Asa (config)#access-list  INBOUND_ACL extended permit icmp any any source-quench

Asa (config)#access-list  INBOUND_ACL extended permit icmp any any time-exceeded

Asa (config)#access-list  INBOUND_ACL extended permit icmp any any unreachable

Asa (config)#access-list  INBOUND_ACL extended permit icmp any any

Asa (config)#access-group  INBOUND_ACL extended in interface outside

Asa(config)#crypto isakmp policy 1

Asa(config-isakmp-policy)#authentication pre-share

Asa(config-isakmp-policy)#encryption aes-256

Asa(config-isakmp-policy)#hash sha

Asa(config-isakmp-policy)#group 2

Asa(config-isakmp-policy)#lifetime 86400

Asa(config-isakmp-policy)#exit

Asa(config)#tunnel-group  20.0.0.1  type   ipsec-l2l

Asa(config)#tunnel-group   20.0.0.1  ipsec-attributes

Asa(config-tunnel-ipsec)#pre-shared-key    cisco

Asa(config)#access-list encrypt_acl extended permit ip 10.0.0.0 255.0.0.0   30.0.0.0 255.0.0.0

Asa(config)#nat    (inside)   0   access-list encrypt-acl

Asa(config)#crypto    ipsec   transform-set    myset    esp-aes-256  esp-sha-hmac

Asa(config)#crypto   map   IPSECMAP   10  match   address   encrypt_acl

Asa(config)#crypto   map   IPSECMAP   10  set peer    20.0.0.1

Asa(config)#crypto   map   IPSECMAP   10 set  transform-set  myset

Asa(config)#crypto   map   IPSECMAP   interface outside

Asa(config)#crypto   isakmp  enable  outside

In these commands we set VPN for the IP traffic.

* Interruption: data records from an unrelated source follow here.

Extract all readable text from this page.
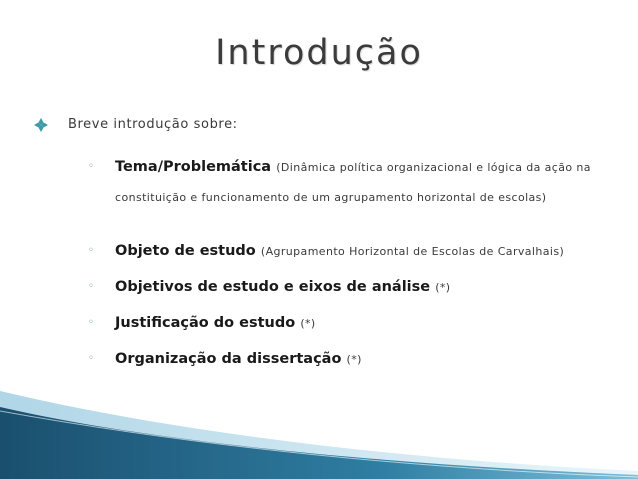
Introdução
Breve introdução sobre:
◦ Tema/Problemática (Dinâmica política organizacional e lógica da ação na constituição e funcionamento de um agrupamento horizontal de escolas)
◦ Objeto de estudo (Agrupamento Horizontal de Escolas de Carvalhais)
◦ Objetivos de estudo e eixos de análise (*)
◦ Justificação do estudo (*)
◦ Organização da dissertação (*)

If we need to check the ICMP traffic…then you have to permit ICMP traffic through VPN

For that in each ASA please enter this command

Ciscoasa(config)#access-list   encrypt_acl   extended permit   icmp   any   any

For verifying the VPN use the command

Ciscoasa(config)#debug   crypto   isakmp   127

 After setting all these configuration and if you start a ping from one router to another. It will trigger the VPN tunnel and automatically start the site-to-site VPN.